I started with the biscuits, creaming butter and sugar, beating in an egg, then mixing bran flakes, wholemeal and plain flours, baking powder and salt. This made for a very dry mixture. I had to use my hands to get it combined, and even then, it was very crumbly.
The recipe says to roll out small amounts at a time, so I rolled the dough on a board, a handful at a time, before cutting out rough rectangles. The rolling was a frustrating task; the dough was so crumbly it just fell apart. By the time I had one tray filled with biscuits, and part of another, I found the remaining dough was just too crumbly to work with.

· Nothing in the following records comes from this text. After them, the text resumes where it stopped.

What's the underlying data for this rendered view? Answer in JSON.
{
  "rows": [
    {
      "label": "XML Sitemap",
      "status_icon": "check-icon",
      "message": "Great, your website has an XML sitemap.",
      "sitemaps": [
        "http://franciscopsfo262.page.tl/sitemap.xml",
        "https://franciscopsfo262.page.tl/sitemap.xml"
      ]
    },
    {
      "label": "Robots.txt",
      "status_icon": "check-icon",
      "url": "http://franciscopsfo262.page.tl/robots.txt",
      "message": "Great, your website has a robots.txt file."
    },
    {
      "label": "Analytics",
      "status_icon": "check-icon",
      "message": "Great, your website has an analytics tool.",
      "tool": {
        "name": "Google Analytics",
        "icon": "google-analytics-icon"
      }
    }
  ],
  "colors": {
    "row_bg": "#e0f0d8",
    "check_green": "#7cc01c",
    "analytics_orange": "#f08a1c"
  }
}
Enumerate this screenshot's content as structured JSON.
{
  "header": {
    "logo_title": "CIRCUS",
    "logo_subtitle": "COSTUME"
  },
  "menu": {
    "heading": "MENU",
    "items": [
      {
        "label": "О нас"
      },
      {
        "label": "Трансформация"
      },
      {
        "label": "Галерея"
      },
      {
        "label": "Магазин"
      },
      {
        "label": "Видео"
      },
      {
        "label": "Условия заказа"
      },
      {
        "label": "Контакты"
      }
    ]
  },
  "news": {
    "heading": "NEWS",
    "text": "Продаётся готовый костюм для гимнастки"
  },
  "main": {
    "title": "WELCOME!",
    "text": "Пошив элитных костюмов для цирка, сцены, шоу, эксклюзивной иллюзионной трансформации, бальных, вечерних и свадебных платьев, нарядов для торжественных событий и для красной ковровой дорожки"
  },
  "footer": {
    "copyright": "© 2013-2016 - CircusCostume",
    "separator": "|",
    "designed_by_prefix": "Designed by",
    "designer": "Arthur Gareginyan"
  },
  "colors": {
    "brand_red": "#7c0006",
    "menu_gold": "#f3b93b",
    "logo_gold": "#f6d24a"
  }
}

I threw it out.
After 20 minutes in the oven, one tray was overdone, but the other looked about right. I took the bran biscuits from the baking tray and laid them on a wire rack to cool. It was my intention to start on the wholemeal loaf immediately, but I found I was missing an ingredient. My loaf had to wait until I'd been down to the supermarket for some wheatgerm.
Once I had the missing item, I was able to whip up the loaf fairly quickly. I combined milk, golden syrup, butter and eggs in a bowl, then added the dry ingredients: wholemeal and plain flour, wheat germ, oat bran, baking powder and soda, and a bit of salt. All of this combined into a fairly wet mixture, which I spooned into a lined loaf tin and popped in the oven for half an hour.
After half an hour in the oven, the loaf was crusty on top and still gooey in the centre: the same old problem I've been having with loaves since I started this challenge. It took another 10 minutes' cooking, plus 10 minutes' cooling in the tin, before the loaf was cooked through.
The wholemeal loaf was, as expected, fairly bland. It's clearly not intended for eating as is, but would probably work ok with a bit of cheese and/or chutney. Hang on, I'll just go try that.
* * *
Hmm.. it's ok, I guess, but the dense, dry texture and the branny flavour manage to dominate even with the addition of cheese and chutney (by the way, that peach chutney I thought would be good? It is). I won't be rushing to make this loaf again.
As for the biscuits, they're actually not bad. Not much flavour, of course, but they have a nice crisp texture and are pleasantly filling. I wouldn't object to eating them again, but the sheer frustration of rolling out that crumbly dough means I'm unlikely to bother making any more.